Settori di applicazione

* Manifatturiero ed assimilati

* Commercio, turismo e servizi

* Agricoltura

 

 

Area territoriale di applicazione

Tutto il territorio nazionale, con percentuali di contributo diverse in funzione delle condizioni di sviluppo di ogni area

 

 

Iniziative ammissibili

Investimenti finalizzati a:

* Avvio di attività imprenditoriali

* Acquisto di attività preesistenti (rilevamento o affitto di almeno cinque anni)

* Realizzazione di progetti innovativi (innovazione tecnologica o organizzativa)

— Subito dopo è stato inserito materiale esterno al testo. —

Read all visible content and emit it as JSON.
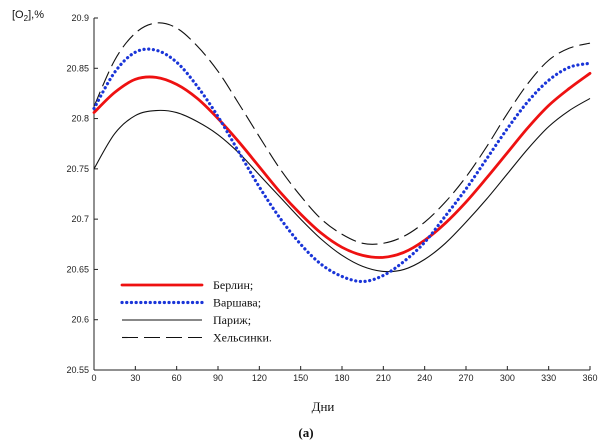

* Acquisizione di servizi reali (per l’aumento della produttività,l’innovazione organizzativa, il trasferimento di tecnologie, l’acquisizione di nuovi mercati, nuove tecniche, sistemi di qualità)

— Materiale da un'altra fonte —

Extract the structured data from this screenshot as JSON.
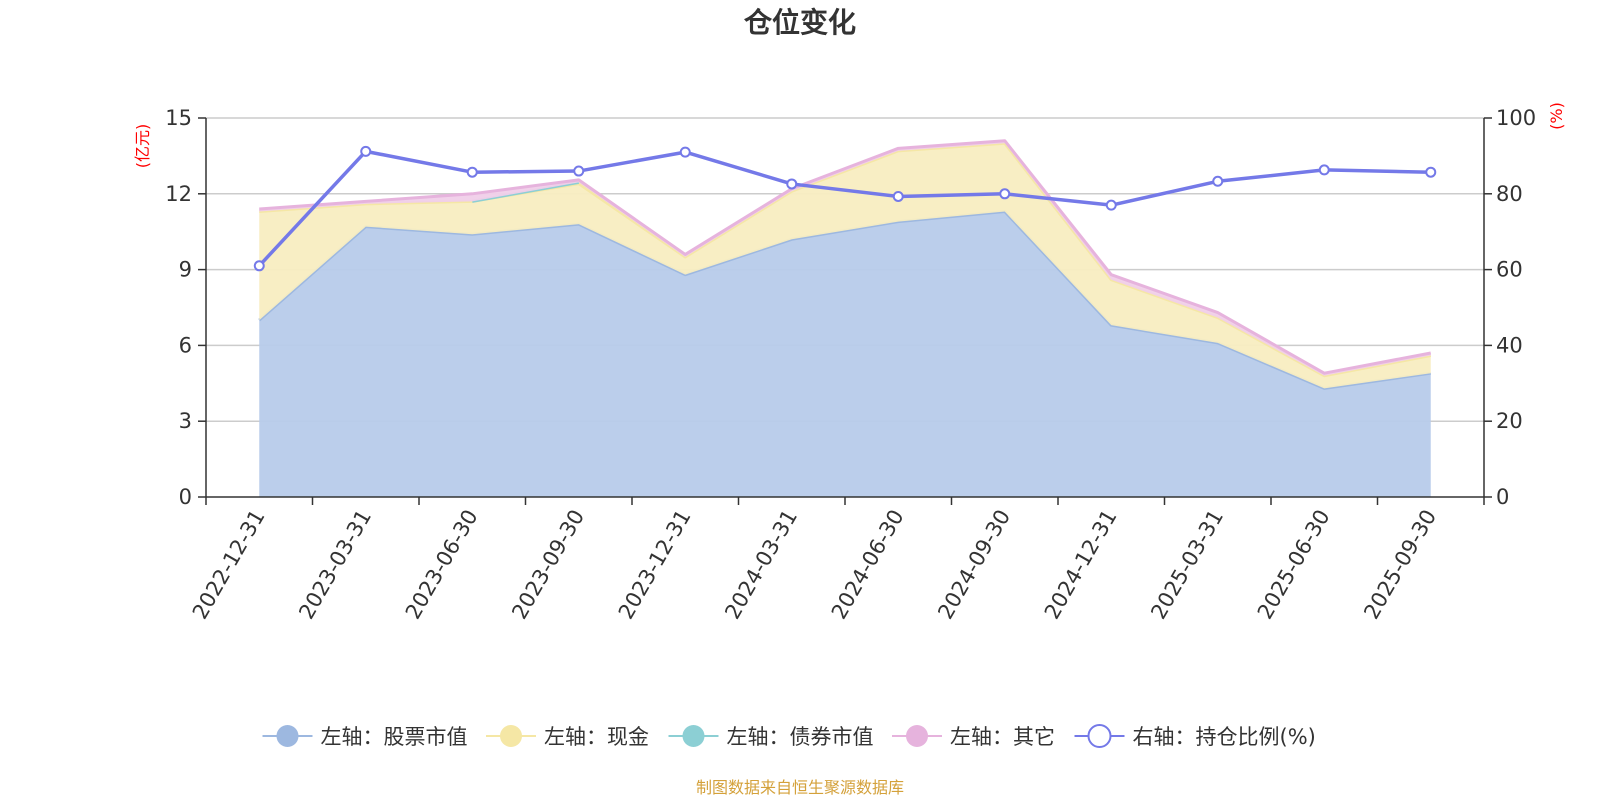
{
  "chart_data": {
    "type": "area",
    "title": "仓位变化",
    "left_axis": {
      "unit": "(亿元)",
      "ylim": [
        0,
        15
      ],
      "ticks": [
        0,
        3,
        6,
        9,
        12,
        15
      ]
    },
    "right_axis": {
      "unit": "(%)",
      "ylim": [
        0,
        100
      ],
      "ticks": [
        0,
        20,
        40,
        60,
        80,
        100
      ]
    },
    "categories": [
      "2022-12-31",
      "2023-03-31",
      "2023-06-30",
      "2023-09-30",
      "2023-12-31",
      "2024-03-31",
      "2024-06-30",
      "2024-09-30",
      "2024-12-31",
      "2025-03-31",
      "2025-06-30",
      "2025-09-30"
    ],
    "grid": true,
    "legend_position": "bottom",
    "stacked_series": [
      {
        "name": "左轴：股票市值",
        "axis": "left",
        "color": "#9db8e0",
        "fill": "#b7cbea",
        "values": [
          7.0,
          10.7,
          10.4,
          10.8,
          8.8,
          10.2,
          10.9,
          11.3,
          6.8,
          6.1,
          4.3,
          4.9
        ]
      },
      {
        "name": "左轴：现金",
        "axis": "left",
        "color": "#f5e7a5",
        "fill": "#f8edc1",
        "values": [
          4.3,
          0.9,
          1.3,
          1.6,
          0.7,
          1.9,
          2.8,
          2.7,
          1.8,
          1.0,
          0.5,
          0.7
        ]
      },
      {
        "name": "左轴：债券市值",
        "axis": "left",
        "color": "#8ccfd4",
        "fill": "#bde3e6",
        "values": [
          null,
          null,
          0.0,
          0.05,
          null,
          null,
          null,
          null,
          null,
          null,
          null,
          null
        ]
      },
      {
        "name": "左轴：其它",
        "axis": "left",
        "color": "#e6b3dd",
        "fill": "#f0cfe9",
        "values": [
          0.1,
          0.1,
          0.3,
          0.1,
          0.1,
          0.1,
          0.1,
          0.1,
          0.2,
          0.2,
          0.1,
          0.1
        ]
      }
    ],
    "line_series": [
      {
        "name": "右轴：持仓比例(%)",
        "axis": "right",
        "color": "#7479e8",
        "values": [
          61.0,
          91.2,
          85.7,
          86.0,
          91.0,
          82.6,
          79.3,
          80.0,
          77.0,
          83.3,
          86.3,
          85.7
        ]
      }
    ]
  },
  "footer": {
    "source": "制图数据来自恒生聚源数据库"
  }
}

Nel caso di scelta del regime “de minimis” sono finanziabili anche spese sostenute precedentemente alla presentazione della domanda, purché successive alla chiusura del bando precedente a quello rispetto al quale viene richiesta l’agevolazione.

 

Spese ammissibili

Spese relative a :

* Impianti generali

* Macchinari ed attrezzature

* Brevetti

* Software

* Opere murarie, progettazione e direzione lavori (non oltre il 25% delle voci Impianti e Macchinari)

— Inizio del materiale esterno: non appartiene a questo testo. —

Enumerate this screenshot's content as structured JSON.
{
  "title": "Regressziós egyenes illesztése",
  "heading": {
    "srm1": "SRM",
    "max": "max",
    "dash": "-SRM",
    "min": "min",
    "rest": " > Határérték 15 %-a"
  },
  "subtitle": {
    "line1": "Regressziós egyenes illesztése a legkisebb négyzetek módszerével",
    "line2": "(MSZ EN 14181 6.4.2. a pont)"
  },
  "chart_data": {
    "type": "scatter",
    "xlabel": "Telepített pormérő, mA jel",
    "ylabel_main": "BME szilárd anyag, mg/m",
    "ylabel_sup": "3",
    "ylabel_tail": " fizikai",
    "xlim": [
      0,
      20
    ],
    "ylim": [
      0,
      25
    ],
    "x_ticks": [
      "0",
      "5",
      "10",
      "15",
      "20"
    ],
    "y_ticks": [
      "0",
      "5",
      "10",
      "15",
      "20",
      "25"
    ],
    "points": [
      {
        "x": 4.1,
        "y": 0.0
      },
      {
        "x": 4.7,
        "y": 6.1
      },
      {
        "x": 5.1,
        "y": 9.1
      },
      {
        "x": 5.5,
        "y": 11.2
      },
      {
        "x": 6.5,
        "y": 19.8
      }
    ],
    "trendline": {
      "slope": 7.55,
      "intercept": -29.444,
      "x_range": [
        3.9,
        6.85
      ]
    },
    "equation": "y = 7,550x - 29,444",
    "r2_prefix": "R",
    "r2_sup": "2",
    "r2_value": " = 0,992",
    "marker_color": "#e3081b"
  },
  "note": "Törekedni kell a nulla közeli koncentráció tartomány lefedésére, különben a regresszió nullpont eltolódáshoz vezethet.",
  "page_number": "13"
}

* Piani d’impresa e studi di fattibilità (non oltre il 2% dell’investimento totale)

E’ richiesto l’apporto minimo del 25% di mezzi propri dell’impresa (fa eccezione il regime “de minimis”). I costi agevolabili sono da ritenersi al netto dell’IVA.

I beni possono essere anche acquistati tramite leasing (locazione finanziaria), in tal caso il contributo copre esclusivamente il costo del bene.

 

Tipologia di finanziamento/agevolazione

Contributi in conto capitale a fondo perduto.

Gli investimenti devono essere realizzati entro 24 mesi dalla concessione del contributo.

Il contributo viene erogato in due quote del 30 e del 70%.

 

Entità del finanziamento/agevolazione

L’intensità massima di aiuto consentita dalla normativa comunitaria è espressa in ESN (equivalente sovvenzione netto) ed ESL (equivalente sovvenzione lordo).

Per la Puglia la misura massima dei contributi è di:

* 35% ESN + 15% ESL per spese relative ad avvio attività, acquisto attività e progetti di innovazione

* 40% ESL per l’acquisto di servizi reali

* per il settore agricolo primario percentuali ESL maggiori, articolate per fasce d’età e zone

* se viene scelto il regime “de minimis” (agevolazione massima di 100.000 € in tre anni) il contributo massimo ottenibile è del 75% per le spese di avvio e del 40% per l’acquisto di servizi reali.

 

Modalità di accesso al finanziamento/agevolazione

Il Ministero dell’Industria indice un Bando per la presentazione delle domande che devono pervenire, entro la data di scadenza dello stesso, o al Ministero dell’industria o alla Regione (nel caso di integrazione delle disponibilità con fondi regionali).

Al modulo di domanda deve essere allegata la scheda tecnica (contenente i dati dell’azienda e dell’iniziative per la quale si richiede l’agevolazione) ed il Certificato di Iscrizione presso il registro delle imprese della Camera di Commercio competente.

La Regione provvede e definire una graduatoria ed emana i provvedimenti per la concessione dei contributi, fino ad esaurimento fondi.